My schedule happens in blocks of 90 minutes. I’ve found that I work best in 90-minute blocks, because I can focus for that 90 minutes, close out everything that will distract me, take a quick break and ease right into the next 90-minute block.

I schedule my blog posts, I schedule the topics I’m going to write about, I schedule which books I’ll be working on each week and their deadlines. I even schedule my reading.

Setting up a schedule helps our brain maximize the time it has. When we’re given only a small block of time to create, we don’t want to be wondering about what it is we’re going to create. That takes time. If those pieces are already in place, we can get right to work during the window where our kids are (hopefully) napping.

Creating a schedule isn’t rocket science, and it’s not something that will look the same from person to person. I spend time revising my schedule whenever it feels like it’s too aggressive or I’ve missed something somewhere. Some of it is trial and error, because I don’t know what it’s going to be like grouping two particular activities together, and if it doesn’t seem to work, I’ll revise the schedule, and then I’ll revise again, until I have it exactly right and I’m producing as much as I can with the time I have.
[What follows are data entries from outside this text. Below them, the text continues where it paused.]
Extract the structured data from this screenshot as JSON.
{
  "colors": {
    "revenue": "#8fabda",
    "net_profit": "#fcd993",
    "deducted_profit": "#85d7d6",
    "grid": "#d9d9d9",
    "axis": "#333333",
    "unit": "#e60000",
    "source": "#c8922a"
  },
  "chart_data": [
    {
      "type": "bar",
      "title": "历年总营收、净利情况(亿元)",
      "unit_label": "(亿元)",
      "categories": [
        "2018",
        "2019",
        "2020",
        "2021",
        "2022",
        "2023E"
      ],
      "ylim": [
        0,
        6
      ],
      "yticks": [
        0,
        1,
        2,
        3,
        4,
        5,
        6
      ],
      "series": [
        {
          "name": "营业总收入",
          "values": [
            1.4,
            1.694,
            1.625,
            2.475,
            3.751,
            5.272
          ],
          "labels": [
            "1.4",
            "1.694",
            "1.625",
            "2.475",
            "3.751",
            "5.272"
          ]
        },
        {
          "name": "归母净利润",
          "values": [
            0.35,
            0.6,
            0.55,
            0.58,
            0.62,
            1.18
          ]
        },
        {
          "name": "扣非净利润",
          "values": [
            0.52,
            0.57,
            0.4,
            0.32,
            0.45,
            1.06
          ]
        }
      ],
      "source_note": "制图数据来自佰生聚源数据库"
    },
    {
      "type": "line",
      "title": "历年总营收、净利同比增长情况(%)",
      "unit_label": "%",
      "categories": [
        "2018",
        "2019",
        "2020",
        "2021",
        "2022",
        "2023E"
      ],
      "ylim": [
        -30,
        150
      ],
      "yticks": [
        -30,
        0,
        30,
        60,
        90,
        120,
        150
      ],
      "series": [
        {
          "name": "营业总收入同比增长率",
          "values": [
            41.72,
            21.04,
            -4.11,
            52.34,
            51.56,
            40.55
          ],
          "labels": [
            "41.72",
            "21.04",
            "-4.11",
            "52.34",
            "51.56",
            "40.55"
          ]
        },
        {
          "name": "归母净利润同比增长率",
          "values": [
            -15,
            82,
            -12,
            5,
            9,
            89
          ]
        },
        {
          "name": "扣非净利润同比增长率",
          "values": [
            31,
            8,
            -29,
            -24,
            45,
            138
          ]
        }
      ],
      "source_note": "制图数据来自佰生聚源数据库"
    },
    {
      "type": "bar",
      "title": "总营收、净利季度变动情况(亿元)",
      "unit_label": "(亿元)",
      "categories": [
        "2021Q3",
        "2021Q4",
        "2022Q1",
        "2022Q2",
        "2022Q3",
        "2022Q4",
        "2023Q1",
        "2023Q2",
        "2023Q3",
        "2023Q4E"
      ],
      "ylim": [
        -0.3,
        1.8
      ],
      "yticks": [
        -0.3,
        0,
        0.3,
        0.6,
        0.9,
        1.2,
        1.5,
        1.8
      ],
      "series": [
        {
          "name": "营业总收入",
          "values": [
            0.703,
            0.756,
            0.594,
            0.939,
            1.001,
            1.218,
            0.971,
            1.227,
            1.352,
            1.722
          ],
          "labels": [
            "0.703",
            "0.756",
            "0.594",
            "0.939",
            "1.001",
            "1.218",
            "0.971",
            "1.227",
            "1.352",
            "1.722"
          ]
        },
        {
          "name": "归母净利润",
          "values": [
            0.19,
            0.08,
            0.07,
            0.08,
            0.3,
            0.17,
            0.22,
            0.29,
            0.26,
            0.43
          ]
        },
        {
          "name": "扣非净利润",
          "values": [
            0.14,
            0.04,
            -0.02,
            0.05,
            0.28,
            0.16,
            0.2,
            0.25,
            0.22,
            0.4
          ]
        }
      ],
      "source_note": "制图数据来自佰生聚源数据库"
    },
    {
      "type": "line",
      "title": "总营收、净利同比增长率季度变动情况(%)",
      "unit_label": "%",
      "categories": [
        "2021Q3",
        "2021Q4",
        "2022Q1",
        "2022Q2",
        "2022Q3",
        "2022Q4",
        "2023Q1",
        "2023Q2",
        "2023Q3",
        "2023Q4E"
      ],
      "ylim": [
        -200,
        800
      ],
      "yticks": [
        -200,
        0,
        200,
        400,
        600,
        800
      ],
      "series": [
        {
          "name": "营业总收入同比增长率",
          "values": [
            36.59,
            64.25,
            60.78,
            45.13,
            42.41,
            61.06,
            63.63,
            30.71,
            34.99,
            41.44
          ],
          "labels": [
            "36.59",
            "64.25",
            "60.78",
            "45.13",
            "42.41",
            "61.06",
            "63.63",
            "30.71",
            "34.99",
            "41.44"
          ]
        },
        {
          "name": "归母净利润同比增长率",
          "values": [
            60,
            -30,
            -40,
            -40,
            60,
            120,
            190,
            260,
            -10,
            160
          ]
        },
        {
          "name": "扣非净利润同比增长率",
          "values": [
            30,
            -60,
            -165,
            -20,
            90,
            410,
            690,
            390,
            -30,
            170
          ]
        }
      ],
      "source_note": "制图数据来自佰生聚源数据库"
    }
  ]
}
How to make your own schedule:

Step 1: Look at all the time you have.

Write out all the blocks of time you have. I try to work in 90-minute increments and then take a quick break for water, but not everybody has the kind of time I have to write. That’s okay. Write out the time you do have, and organize your time into blocks. Maybe it’s half an hour here or 45-minutes there or just 15 minutes somewhere else. Write them all down. Some of those small blocks we won’t be able to fill with work, of course, because maybe it’s the very time our kids come home from school and we always want to be available to greet them. But use all the blocks you have and write them all down.

Step 2: List everything you’d like to accomplish in a week.

This would be things like publishing blog posts or writing a particular number of words on a story you’re working on (consulting our goals will be helpful for this step.). It would also be things like writing and sending email newsletters and creating social media content for your business. All the tasks that you have in a week that are important for a writing business need to be listed out. The point of this is that sometimes our expectations don’t match our time. Writing everything out helps us prioritize when our time is short.

Step 3: Match what you’d like to accomplish with your blocks of time, as if you’re putting together a puzzle.

This is my favorite part. Sometimes we’ll end with a deficit of time. That means we have to take away some of the tasks until our time opens up a little. Sometimes we’ll end with a deficit of tasks, in which case we can either schedule more tasks for ourselves or we can do what every writer should be doing—read. Or we can choose to rest, which is just as powerful.

Step 4: Don’t be afraid to adjust the schedule.

Sure, it takes time to adjust, but we’re saving time in the long run, because we’ll have a detailed schedule that will help us be the most productive we can possibly be. It’s important that we understand that making a schedule (even if we do it in pen), doesn’t mean it’s an always-and-forever schedule. We can constantly adjust to accommodate what it is we’d really like to do in a week. We’re going to eventually finish that book. What then? Have a plan.

Sometimes life will demand more from us, and we’ll have to sacrifice a bit of work time. Sometimes our children will demand more from us. Sometimes our day job will demand more, and we’ll have to sit and create while our kids are participating in family movie night without us for a season, because someone’s waiting on revisions. Don’t be afraid to play around with the schedule and adjust to the seasons of life.

Having a schedule at all will positively affect your focus and your productivity. It’s one of the simplest things we can do to set our writing career in forward motion.